The National Catholic Review
Dianne Bergatn
Twenty-fourth Sunday in Ordinary Time (C), Sept. 12, 2004
Have mercy on me, O God, in your goodness (Ps 51:3)

At first glance, ancient Israel’s insistence on being the chosen people of God may appear to be somewhat arrogant. A closer look, however, reveals that again and again the people admitted that they did not merit this distinction. Far from it! They were not slow to own up to their own inconstancy. They were a sinful people, undeserving of God’s love and care. And yet they were blest with them every step of the way. They were not a loyal people, but God was a merciful God.

 

In so many ways, we are not different from them. We have been called into a loving relationship with a God who has given us everything we need to live meaningful and productive lives. And yet we too "have turned aside from the way [God] pointed out to [us];" we too are a "stiff-necked" people. And how does God treat us in our sinfulness? God is merciful. Rather than destroy us, as God had decided to do to the Israelite people, God relents from punishing. Like those who went before us, we are given chance after chance to return to the embrace of a loving God.

Paul certainly knew the mercy of God. Previously he had persecuted those who believed in Jesus. Now he was one of his most devoted followers. And like his Israelite ancestors, Paul was not afraid to boast. He was strengthened by Christ Jesus and found to be trustworthy. But Paul was quick to insist that it was the mercy of God that made him trustworthy.

Jesus is emphatic about divine mercy. God, who is infinitely merciful toward sinners, actually goes out and looks for them, like a shepherd in search of a lost sheep or a woman looking for a lost coin. Then Jesus tells one of the most shocking parables of the entire Gospel tradition, the story of the “Prodigal Son.” It seems that God is more concerned with the fate of the sinner than with reward for the faithful. This is often troubling for people who have lived righteous lives. The story itself points to the resentment that they sometimes feel.

The mercy of God is a difficult teaching to accept if we judge ourselves, over against others, to be righteous and deserving of reward. But if we are honest with ourselves and can admit that we too are in desperate need of God’s mercy, we will realize that envy of others is out of place. Actually, we should find the Scripture message for today very comforting. God is eager to be merciful toward us, not vengeful and punishing. This is definitely good news, reason to celebrate and rejoice.

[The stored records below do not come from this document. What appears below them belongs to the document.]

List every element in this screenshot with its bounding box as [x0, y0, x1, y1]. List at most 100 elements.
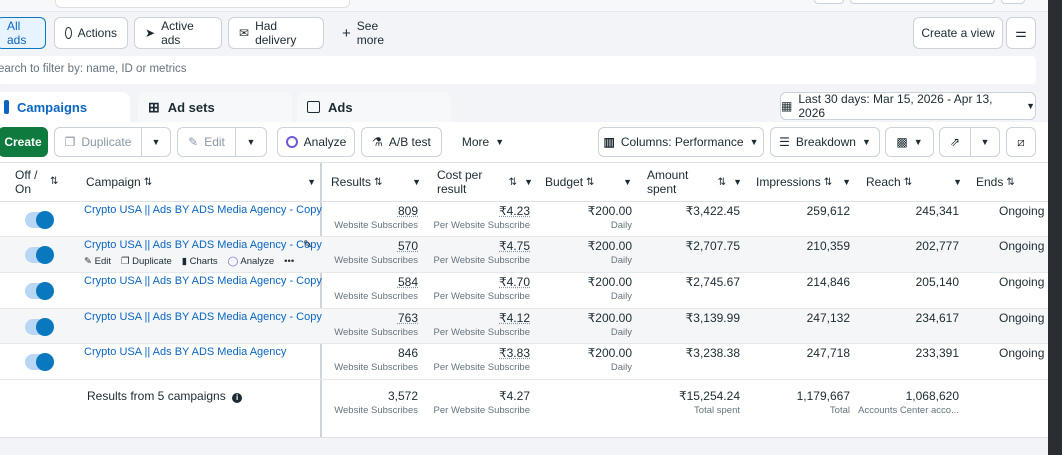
campaign-toggle[interactable]: [25, 282, 54, 300]
info-icon[interactable]: i: [232, 393, 243, 403]
top-strip-button[interactable]: [850, 0, 995, 4]
table-row[interactable]: Crypto USA || Ads BY ADS Media Agency 84…: [0, 344, 1048, 380]
export-icon: ⇗: [949, 135, 961, 149]
campaign-name-link[interactable]: Crypto USA || Ads BY ADS Media Agency - …: [84, 311, 322, 323]
tab-campaigns[interactable]: Campaigns: [0, 92, 130, 122]
row-edit-action[interactable]: ✎ Edit: [84, 256, 111, 267]
total-impressions-sub: Total: [829, 405, 850, 416]
header-amount-spent[interactable]: Amount spent ⇅ ▼: [647, 163, 742, 201]
edit-dropdown[interactable]: ▼: [235, 127, 267, 157]
sort-icon: ⇅: [903, 176, 913, 188]
top-strip-button[interactable]: [814, 0, 844, 4]
search-bar[interactable]: earch to filter by: name, ID or metrics: [0, 56, 1036, 84]
chevron-down-icon: ▼: [623, 177, 632, 187]
row-duplicate-action[interactable]: ❐ Duplicate: [121, 256, 172, 267]
tab-ad-sets[interactable]: ⊞ Ad sets: [138, 92, 292, 122]
table-row[interactable]: Crypto USA || Ads BY ADS Media Agency - …: [0, 273, 1048, 309]
table-row[interactable]: Crypto USA || Ads BY ADS Media Agency - …: [0, 309, 1048, 344]
export-button[interactable]: ⇗: [939, 127, 971, 157]
active-ads-chip[interactable]: ➤ Active ads: [134, 17, 222, 49]
columns-button[interactable]: ▥ Columns: Performance ▼: [598, 127, 764, 157]
campaign-toggle[interactable]: [25, 318, 54, 336]
ends-value: Ongoing: [999, 239, 1045, 253]
toggle-knob: [36, 282, 54, 300]
reports-button[interactable]: ▩ ▼: [885, 127, 934, 157]
cost-value: ₹4.23: [499, 204, 530, 218]
budget-value: ₹200.00: [587, 239, 632, 253]
ab-test-button[interactable]: ⚗ A/B test: [361, 127, 442, 157]
totals-label-text: Results from 5 campaigns: [87, 389, 226, 403]
results-value: 584: [397, 275, 418, 289]
edit-button[interactable]: ✎ Edit: [177, 127, 236, 157]
see-more-chip[interactable]: + See more: [332, 17, 412, 49]
campaign-name-link[interactable]: Crypto USA || Ads BY ADS Media Agency - …: [84, 204, 322, 216]
row-analyze-action[interactable]: ◯ Analyze: [228, 256, 275, 267]
calendar-icon: ▦: [781, 99, 793, 113]
campaign-toggle[interactable]: [25, 246, 54, 264]
chevron-down-icon: ▼: [913, 137, 923, 147]
header-campaign[interactable]: Campaign ⇅ ▼: [86, 163, 316, 201]
campaign-toggle[interactable]: [25, 211, 54, 229]
table-row[interactable]: Crypto USA || Ads BY ADS Media Agency - …: [0, 202, 1048, 237]
header-impressions-label: Impressions: [756, 175, 821, 189]
chevron-down-icon: ▼: [307, 177, 316, 187]
search-input[interactable]: earch to filter by: name, ID or metrics: [0, 63, 187, 75]
actions-chip[interactable]: Actions: [54, 17, 128, 49]
budget-sub: Daily: [610, 255, 632, 266]
campaign-name-link[interactable]: Crypto USA || Ads BY ADS Media Agency: [84, 346, 287, 358]
mail-icon: ✉: [239, 26, 250, 40]
chevron-down-icon: ▼: [749, 137, 759, 147]
tab-ads[interactable]: Ads: [297, 92, 451, 122]
table-row[interactable]: Crypto USA || Ads BY ADS Media Agency - …: [0, 237, 1048, 273]
sort-icon: ⇅: [823, 176, 833, 188]
total-reach-sub: Accounts Center acco...: [858, 405, 959, 416]
chevron-down-icon: ▼: [524, 177, 533, 187]
filter-settings-button[interactable]: ⚌: [1006, 17, 1036, 49]
sort-icon: ⇅: [508, 176, 517, 188]
see-more-label: See more: [356, 19, 385, 47]
header-ends[interactable]: Ends ⇅: [976, 163, 1046, 201]
duplicate-button[interactable]: ❐ Duplicate: [54, 127, 142, 157]
header-impressions[interactable]: Impressions ⇅ ▼: [756, 163, 851, 201]
duplicate-icon: ❐: [64, 135, 76, 149]
more-button[interactable]: More ▼: [452, 127, 514, 157]
total-spent-sub: Total spent: [694, 405, 740, 416]
impressions-value: 210,359: [806, 239, 850, 253]
header-results[interactable]: Results ⇅ ▼: [331, 163, 421, 201]
results-sub: Website Subscribes: [334, 220, 418, 231]
date-range-picker[interactable]: ▦ Last 30 days: Mar 15, 2026 - Apr 13, 2…: [780, 92, 1036, 120]
results-value: 809: [397, 204, 418, 218]
reach-value: 234,617: [915, 311, 959, 325]
all-ads-chip[interactable]: All ads: [0, 17, 46, 49]
top-strip-button[interactable]: [1001, 0, 1025, 4]
duplicate-dropdown[interactable]: ▼: [141, 127, 171, 157]
campaign-name-link[interactable]: Crypto USA || Ads BY ADS Media Agency - …: [84, 239, 322, 251]
pencil-icon[interactable]: ✎: [303, 239, 313, 251]
sliders-icon: ⚌: [1015, 25, 1027, 40]
had-delivery-chip[interactable]: ✉ Had delivery: [228, 17, 324, 49]
row-more-action[interactable]: •••: [284, 256, 295, 267]
header-off-on-label-2: On: [15, 182, 32, 196]
export-dropdown[interactable]: ▼: [970, 127, 1000, 157]
analyze-button[interactable]: Analyze: [277, 127, 355, 157]
create-view-button[interactable]: Create a view: [913, 17, 1003, 49]
row-charts-action[interactable]: ▮ Charts: [182, 256, 218, 267]
actions-label: Actions: [77, 26, 117, 40]
header-amount-wrap: Amount spent: [647, 168, 688, 196]
sort-icon[interactable]: ⇅: [50, 176, 59, 187]
ends-value: Ongoing: [999, 204, 1045, 218]
header-cost-per-result[interactable]: Cost per result ⇅ ▼: [437, 163, 533, 201]
chevron-down-icon: ▼: [953, 177, 962, 187]
create-button[interactable]: Create: [0, 127, 48, 157]
impressions-value: 247,718: [806, 346, 850, 360]
campaign-toggle[interactable]: [25, 353, 54, 371]
chart-view-button[interactable]: ⧄: [1006, 127, 1036, 157]
cost-sub: Per Website Subscribe: [433, 220, 530, 231]
header-off-on[interactable]: Off / On: [15, 163, 65, 201]
breakdown-button[interactable]: ☰ Breakdown ▼: [770, 127, 880, 157]
campaign-name-link[interactable]: Crypto USA || Ads BY ADS Media Agency - …: [84, 275, 322, 287]
budget-sub: Daily: [610, 362, 632, 373]
header-budget[interactable]: Budget ⇅ ▼: [545, 163, 632, 201]
header-reach[interactable]: Reach ⇅ ▼: [866, 163, 962, 201]
budget-value: ₹200.00: [587, 275, 632, 289]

Dianne Bergatn,C.S.A., is professor of biblical studies at Catholic Theological Union in Chicago.

Readings: 
Readings: Ex 32:7-11, 13-14; Ps 51:3-4, 12-13, 17, 19; 1 Tm 1:12-17; Lk 15:1:32
Prayer: 

 

  • To what extent does your faith influence the way you make decisions in your personal life? In your social life? In your life as a citizen of the country?

     

  • Are you resentful when others seem to avoid just punishment? Does this flow from a sense of justice or from envy?

     

  • Pray today's psalm slowly and thoughtfully, making its religious sentiments your own.